Padri che condividono le proprie passioni, accontentando i figli pur di rendere la loro infanzia più felice e formativa possibile. Crescere nello sport, con lo sport, nel rispetto dei compagni e degli avversari. Ancora, padri che vedono nei propri figli il talento e l’attitudine necessari per puntare in alto, che con sacrifici danno il supporto economico e mentale per facilitare la crescita del figlio. Con il sogno che il figlio abbia un futuro il più radioso, glorioso e agiato possibile. Padri che sperano che il proprio figlio arrivi laddove loro non sono mai neanche lontanamente riusciti ad avvicinarsi.
Ma, in fondo, cos’è che avvolge il sogno di un padre nel vedere il proprio figlio conquistare la fama sportiva se non un velo di speranza mista a fragile illusione? Nessun dovere da rispettare se non l’impegno, la voglia di provarci. Nessun rischio di disonore, nessun obbligo di arrivare per forza.

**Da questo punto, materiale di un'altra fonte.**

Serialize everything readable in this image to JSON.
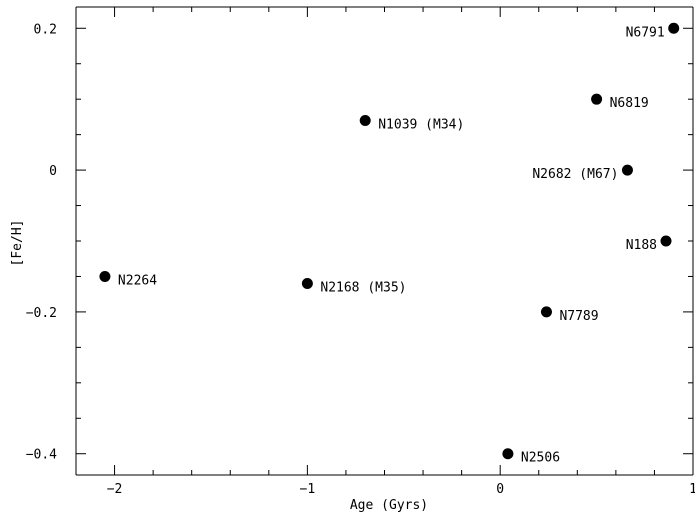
{
  "chart_data": {
    "type": "scatter",
    "title": "",
    "xlabel": "Age (Gyrs)",
    "ylabel": "[Fe/H]",
    "xlim": [
      -2.2,
      1.0
    ],
    "ylim": [
      -0.43,
      0.23
    ],
    "grid": false,
    "legend": "none",
    "marker_color": "#000000",
    "x_ticks": [
      {
        "value": -2,
        "label": "−2"
      },
      {
        "value": -1,
        "label": "−1"
      },
      {
        "value": 0,
        "label": "0"
      },
      {
        "value": 1,
        "label": "1"
      }
    ],
    "y_ticks": [
      {
        "value": 0.2,
        "label": "0.2"
      },
      {
        "value": 0,
        "label": "0"
      },
      {
        "value": -0.2,
        "label": "−0.2"
      },
      {
        "value": -0.4,
        "label": "−0.4"
      }
    ],
    "points": [
      {
        "label": "N6791",
        "x": 0.9,
        "y": 0.2,
        "label_side": "left"
      },
      {
        "label": "N6819",
        "x": 0.5,
        "y": 0.1,
        "label_side": "right"
      },
      {
        "label": "N1039 (M34)",
        "x": -0.7,
        "y": 0.07,
        "label_side": "right"
      },
      {
        "label": "N2682 (M67)",
        "x": 0.66,
        "y": 0.0,
        "label_side": "left"
      },
      {
        "label": "N188",
        "x": 0.86,
        "y": -0.1,
        "label_side": "left"
      },
      {
        "label": "N2264",
        "x": -2.05,
        "y": -0.15,
        "label_side": "right"
      },
      {
        "label": "N2168 (M35)",
        "x": -1.0,
        "y": -0.16,
        "label_side": "right"
      },
      {
        "label": "N7789",
        "x": 0.24,
        "y": -0.2,
        "label_side": "right"
      },
      {
        "label": "N2506",
        "x": 0.04,
        "y": -0.4,
        "label_side": "right"
      }
    ]
  }
}
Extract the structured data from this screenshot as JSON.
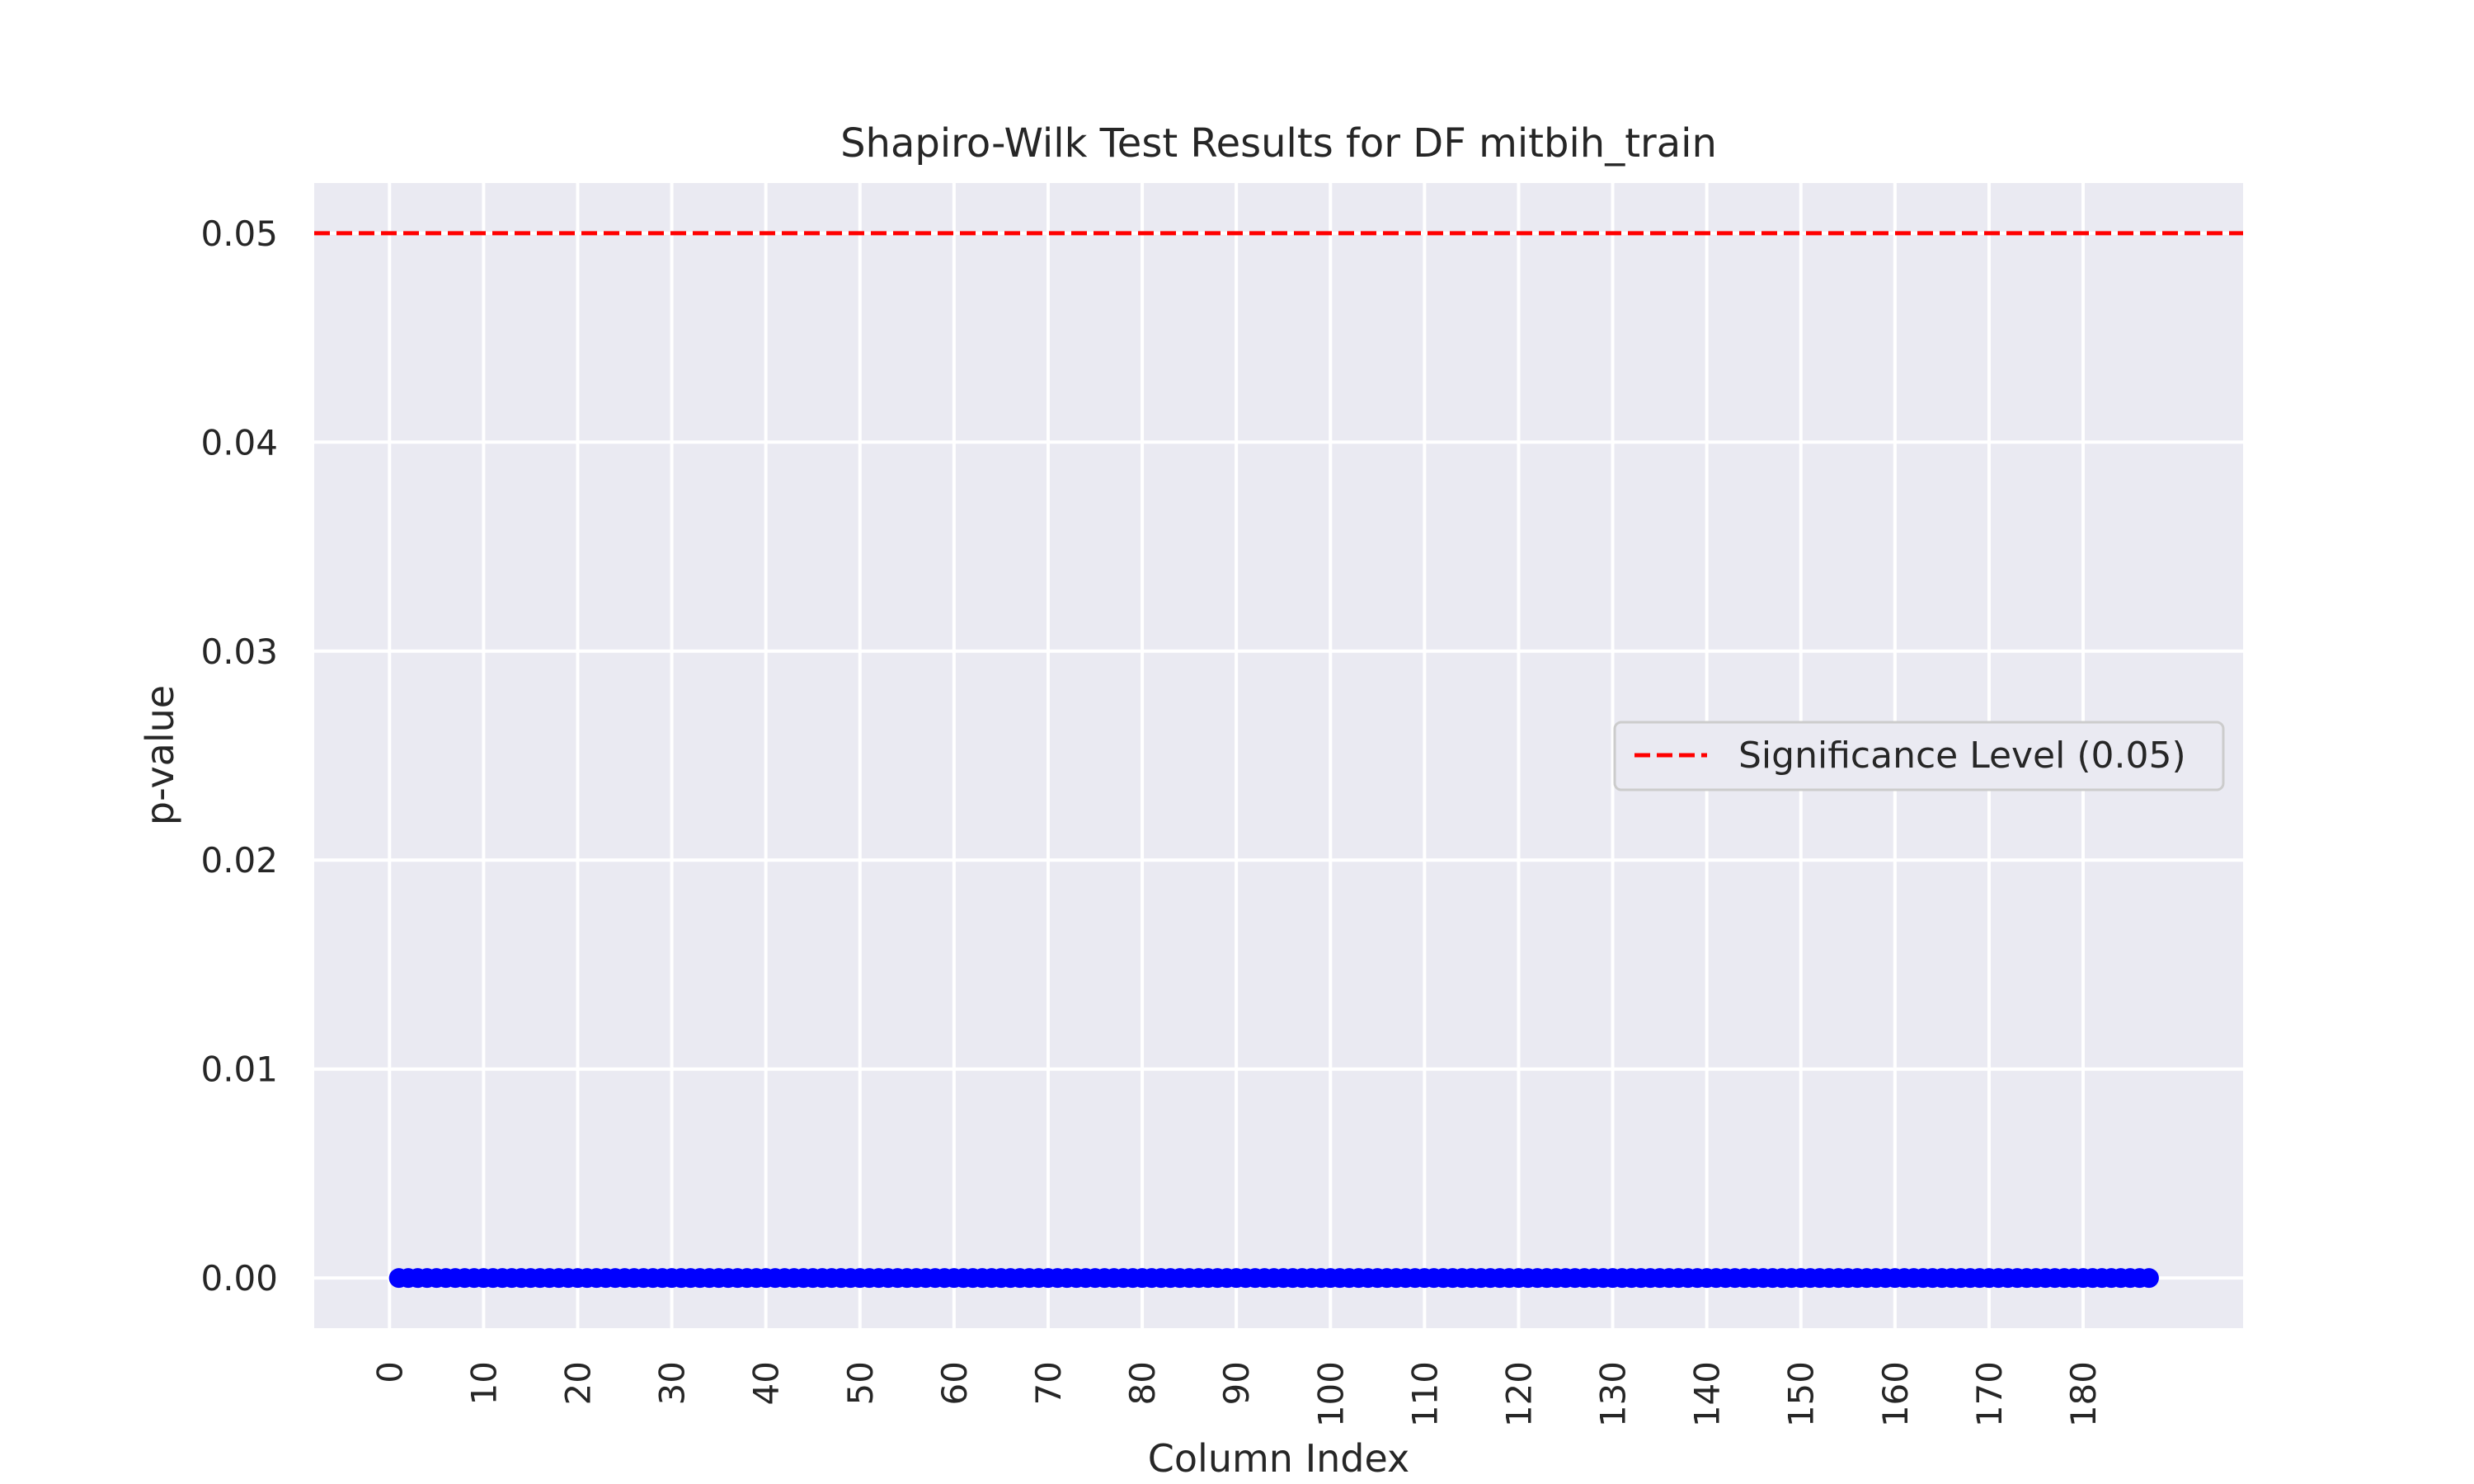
{
  "chart_data": {
    "type": "scatter",
    "title": "Shapiro-Wilk Test Results for DF mitbih_train",
    "xlabel": "Column Index",
    "ylabel": "p-value",
    "x_ticks": [
      0,
      10,
      20,
      30,
      40,
      50,
      60,
      70,
      80,
      90,
      100,
      110,
      120,
      130,
      140,
      150,
      160,
      170,
      180
    ],
    "y_ticks": [
      "0.00",
      "0.01",
      "0.02",
      "0.03",
      "0.04",
      "0.05"
    ],
    "xlim": [
      -8,
      197
    ],
    "ylim": [
      -0.0024,
      0.0524
    ],
    "grid": true,
    "background": "#eaeaf2",
    "series": [
      {
        "type": "scatter",
        "color": "#0000ff",
        "x_start": 1,
        "x_end": 187,
        "y": 0.0
      }
    ],
    "reference_lines": [
      {
        "orientation": "horizontal",
        "y": 0.05,
        "color": "#ff0000",
        "style": "dashed",
        "label": "Significance Level (0.05)"
      }
    ],
    "legend_placement": "center-right"
  }
}
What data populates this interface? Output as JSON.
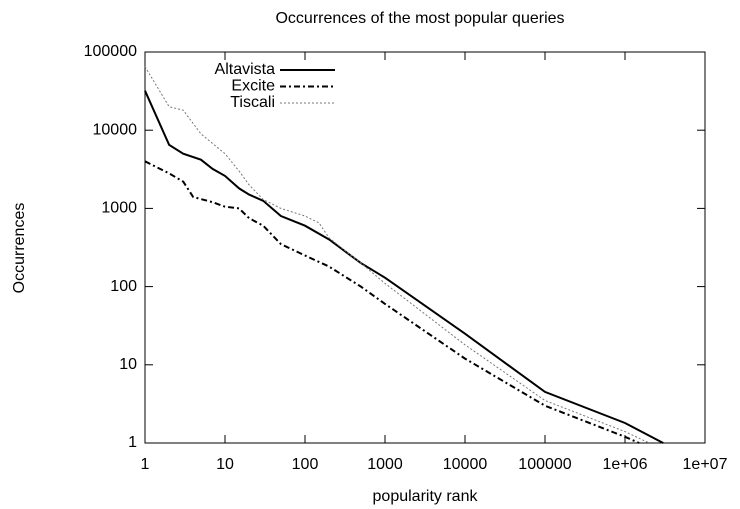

«Colui che genera un figlio non è ancora un padre, un padre è colui che genera un figlio e se ne rende degno». (Fëdor Dostoevskij)
E se invece il padre fosse uno sportivo famoso, di successo, che ha fatto la storia del proprio sport? E se il figlio, mosso dalla stessa passione del padre, sognasse un giorno di emulare le sue gesta o di fare ancora meglio? Cos’è, questo desiderio? La benzina che fa superare ogni ostacolo o un tacito e logorante complesso di inferiorità? Forse l’unica risposta plausibile è: “dipende dai casi”.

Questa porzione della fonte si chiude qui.